Robert Holdstock conmovió a su manera el universo de la fantasía con su inigualable ‘Bosque mitago’. Pero no voy a hablar aquí de ello. Hoy entraré en su acercamiento al género del terror:
‘Muertes en el laberinto’ es una buena obra. Después de haber leído varios mamotretos infumables, supuestos exponentes de la nueva hornada de autores americanos, apuestas editoriales que en doscientas páginas no son capaces de decir nada… fue un alivio encontrar que Holdstock, en dieciséis, era capaz de tomarnos en vilo, arrastrarnos a un fascinante mundo donde el pasado más lejano y el presente se aúnan en las manos de un niño dotado de unos poderes perturbadores.
El creador hace bien su trabajo: teje un argumento de base imaginativo y original, y lo enmarca entre un ropaje de delicada emocionalidad, personalidades definidas e historias paralelas atractivas. Nos encontramos con un ambiente psicológicamente opresivo, la siempre extraña relación que se establece entre padres e hijos a nivel emocional, en este caso despojada de un tono acaramelado. La historia fluctúa a través de una angustia creciente, de un encadenamiento de sucesos de orden inexplicable a través del tiempo, sucesos que tienen su reflejo en las actitudes de los personajes, en su comportamiento y evolución personal, y que poco a poco van tomando una aparente pauta en apariencia definida, y que, al final, no lleva a un final inusitado, intenso y vibrante.

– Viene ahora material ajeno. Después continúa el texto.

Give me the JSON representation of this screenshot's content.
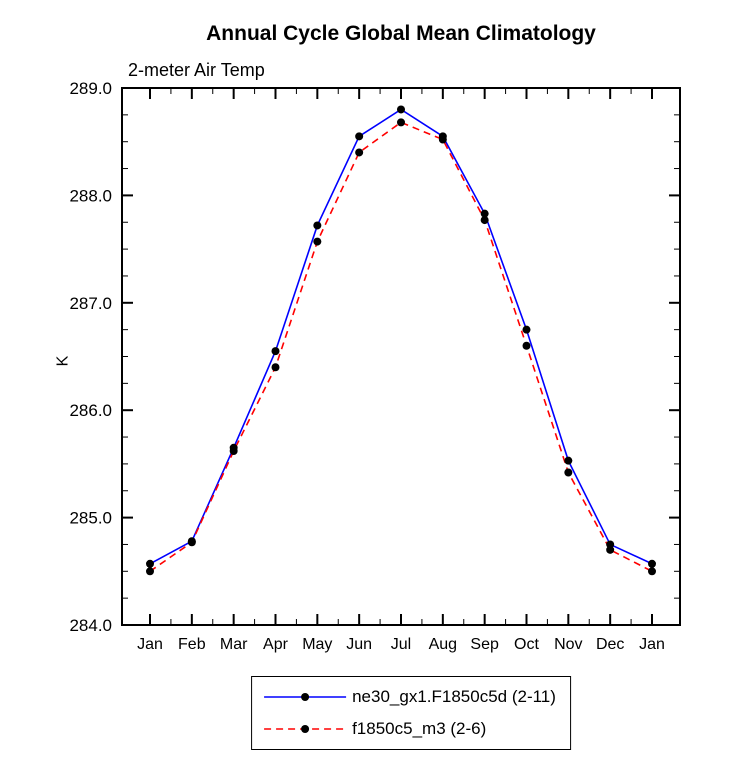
{
  "chart_data": {
    "type": "line",
    "title": "Annual Cycle Global Mean Climatology",
    "subtitle": "2-meter Air Temp",
    "xlabel": "",
    "ylabel": "K",
    "ylim": [
      284.0,
      289.0
    ],
    "ytick_interval": 1.0,
    "ytick_labels": [
      "284.0",
      "285.0",
      "286.0",
      "287.0",
      "288.0",
      "289.0"
    ],
    "categories": [
      "Jan",
      "Feb",
      "Mar",
      "Apr",
      "May",
      "Jun",
      "Jul",
      "Aug",
      "Sep",
      "Oct",
      "Nov",
      "Dec",
      "Jan"
    ],
    "grid": false,
    "legend_position": "bottom",
    "series": [
      {
        "name": "ne30_gx1.F1850c5d (2-11)",
        "color": "#0000ff",
        "dash": "solid",
        "marker": "circle",
        "marker_color": "#000000",
        "values": [
          284.57,
          284.78,
          285.65,
          286.55,
          287.72,
          288.55,
          288.8,
          288.55,
          287.83,
          286.75,
          285.53,
          284.75,
          284.57
        ]
      },
      {
        "name": "f1850c5_m3 (2-6)",
        "color": "#ff0000",
        "dash": "dashed",
        "marker": "circle",
        "marker_color": "#000000",
        "values": [
          284.5,
          284.77,
          285.62,
          286.4,
          287.57,
          288.4,
          288.68,
          288.52,
          287.77,
          286.6,
          285.42,
          284.7,
          284.5
        ]
      }
    ]
  }
}
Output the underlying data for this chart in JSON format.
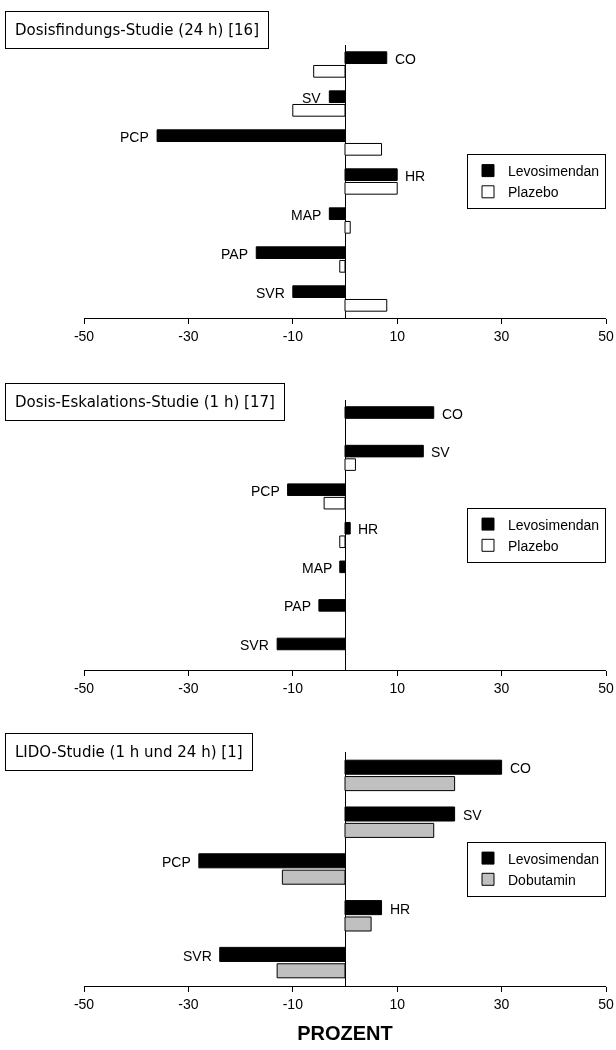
{
  "chart_data": [
    {
      "type": "bar",
      "orientation": "horizontal",
      "title": "Dosisfindungs-Studie (24 h) [16]",
      "categories": [
        "CO",
        "SV",
        "PCP",
        "HR",
        "MAP",
        "PAP",
        "SVR"
      ],
      "series": [
        {
          "name": "Levosimendan",
          "color": "#000000",
          "values": [
            8,
            -3,
            -36,
            10,
            -3,
            -17,
            -10
          ]
        },
        {
          "name": "Plazebo",
          "color": "#ffffff",
          "values": [
            -6,
            -10,
            7,
            10,
            1,
            -1,
            8
          ]
        }
      ],
      "xlim": [
        -50,
        50
      ],
      "xticks": [
        -50,
        -30,
        -10,
        10,
        30,
        50
      ],
      "legend": "right"
    },
    {
      "type": "bar",
      "orientation": "horizontal",
      "title": "Dosis-Eskalations-Studie (1 h) [17]",
      "categories": [
        "CO",
        "SV",
        "PCP",
        "HR",
        "MAP",
        "PAP",
        "SVR"
      ],
      "series": [
        {
          "name": "Levosimendan",
          "color": "#000000",
          "values": [
            17,
            15,
            -11,
            1,
            -1,
            -5,
            -13
          ]
        },
        {
          "name": "Plazebo",
          "color": "#ffffff",
          "values": [
            null,
            2,
            -4,
            -1,
            null,
            null,
            null
          ]
        }
      ],
      "xlim": [
        -50,
        50
      ],
      "xticks": [
        -50,
        -30,
        -10,
        10,
        30,
        50
      ],
      "legend": "right"
    },
    {
      "type": "bar",
      "orientation": "horizontal",
      "title": "LIDO-Studie (1 h und 24 h) [1]",
      "xlabel": "PROZENT",
      "categories": [
        "CO",
        "SV",
        "PCP",
        "HR",
        "SVR"
      ],
      "series": [
        {
          "name": "Levosimendan",
          "color": "#000000",
          "values": [
            30,
            21,
            -28,
            7,
            -24
          ]
        },
        {
          "name": "Dobutamin",
          "color": "#c0c0c0",
          "values": [
            21,
            17,
            -12,
            5,
            -13
          ]
        }
      ],
      "xlim": [
        -50,
        50
      ],
      "xticks": [
        -50,
        -30,
        -10,
        10,
        30,
        50
      ],
      "legend": "right"
    }
  ]
}
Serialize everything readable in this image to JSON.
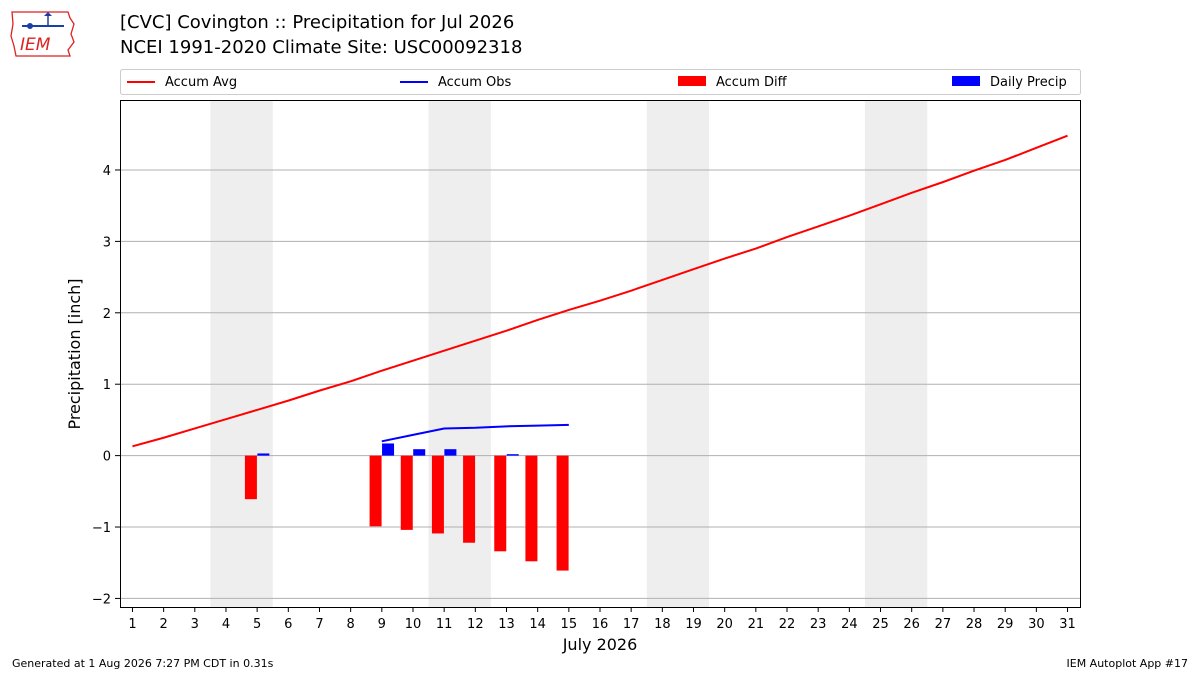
{
  "header": {
    "title_line1": "[CVC] Covington :: Precipitation for Jul 2026",
    "title_line2": "NCEI 1991-2020 Climate Site: USC00092318",
    "logo_text": "IEM"
  },
  "footer": {
    "left": "Generated at 1 Aug 2026 7:27 PM CDT in 0.31s",
    "right": "IEM Autoplot App #17"
  },
  "colors": {
    "accum_avg": "#ff0000",
    "accum_obs": "#0000ff",
    "accum_diff": "#ff0000",
    "daily_precip": "#0000ff",
    "weekend_shade": "#eeeeee",
    "grid": "#b0b0b0"
  },
  "chart_data": {
    "type": "line",
    "xlabel": "July 2026",
    "ylabel": "Precipitation [inch]",
    "xlim": [
      0.6,
      31.4
    ],
    "ylim": [
      -2.12,
      4.98
    ],
    "yticks": [
      -2,
      -1,
      0,
      1,
      2,
      3,
      4
    ],
    "x": [
      1,
      2,
      3,
      4,
      5,
      6,
      7,
      8,
      9,
      10,
      11,
      12,
      13,
      14,
      15,
      16,
      17,
      18,
      19,
      20,
      21,
      22,
      23,
      24,
      25,
      26,
      27,
      28,
      29,
      30,
      31
    ],
    "weekend_days": [
      [
        4,
        5
      ],
      [
        11,
        12
      ],
      [
        18,
        19
      ],
      [
        25,
        26
      ]
    ],
    "grid": true,
    "legend_position": "top",
    "legend": [
      "Accum Avg",
      "Accum Obs",
      "Accum Diff",
      "Daily Precip"
    ],
    "series": [
      {
        "name": "Accum Avg",
        "kind": "line",
        "x": [
          1,
          2,
          3,
          4,
          5,
          6,
          7,
          8,
          9,
          10,
          11,
          12,
          13,
          14,
          15,
          16,
          17,
          18,
          19,
          20,
          21,
          22,
          23,
          24,
          25,
          26,
          27,
          28,
          29,
          30,
          31
        ],
        "values": [
          0.13,
          0.25,
          0.38,
          0.51,
          0.64,
          0.77,
          0.91,
          1.04,
          1.19,
          1.33,
          1.47,
          1.61,
          1.75,
          1.9,
          2.04,
          2.17,
          2.31,
          2.46,
          2.61,
          2.76,
          2.9,
          3.06,
          3.21,
          3.36,
          3.52,
          3.68,
          3.83,
          3.99,
          4.14,
          4.31,
          4.48
        ]
      },
      {
        "name": "Accum Obs",
        "kind": "line",
        "x": [
          9,
          10,
          11,
          12,
          13,
          14,
          15
        ],
        "values": [
          0.2,
          0.29,
          0.38,
          0.39,
          0.41,
          0.42,
          0.43
        ]
      },
      {
        "name": "Accum Diff",
        "kind": "bar",
        "x": [
          5,
          9,
          10,
          11,
          12,
          13,
          14,
          15
        ],
        "values": [
          -0.61,
          -0.99,
          -1.04,
          -1.09,
          -1.22,
          -1.34,
          -1.48,
          -1.61
        ]
      },
      {
        "name": "Daily Precip",
        "kind": "bar",
        "x": [
          5,
          9,
          10,
          11,
          13
        ],
        "values": [
          0.03,
          0.17,
          0.09,
          0.09,
          0.02
        ]
      }
    ]
  }
}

Una lástima que sea difícil de conseguir, como casi todas las buenas obras editadas por Martínez Roca en sus colecciones dedicadas a lo fantástico
Holdstock no puede escribir sin un contexto definido: Historia, pasado… mitología, elementos que penetran en el presente y que son vehículos sobre los que la fantasía se conduce. Estos, junto con un excelente manejo de los ambientes físicos, en concreto escenarios naturales, son pilares básicos, elementos con los que se acomoda y crea excelentes historias (Recomiendo vivamente su ‘Bosque mitago’ como ejemplo de una fantasía diferente)
Y recuerden, mi objetivo no es contarles el argumento, es sólo abrirles el apetito por nuevos y deliciosos bocados —a veces quitárselo, claro—, por ello nada de argumentos.
No hay nada mejor que encarar un libro con el ánimo ilusionado y la mente virgen.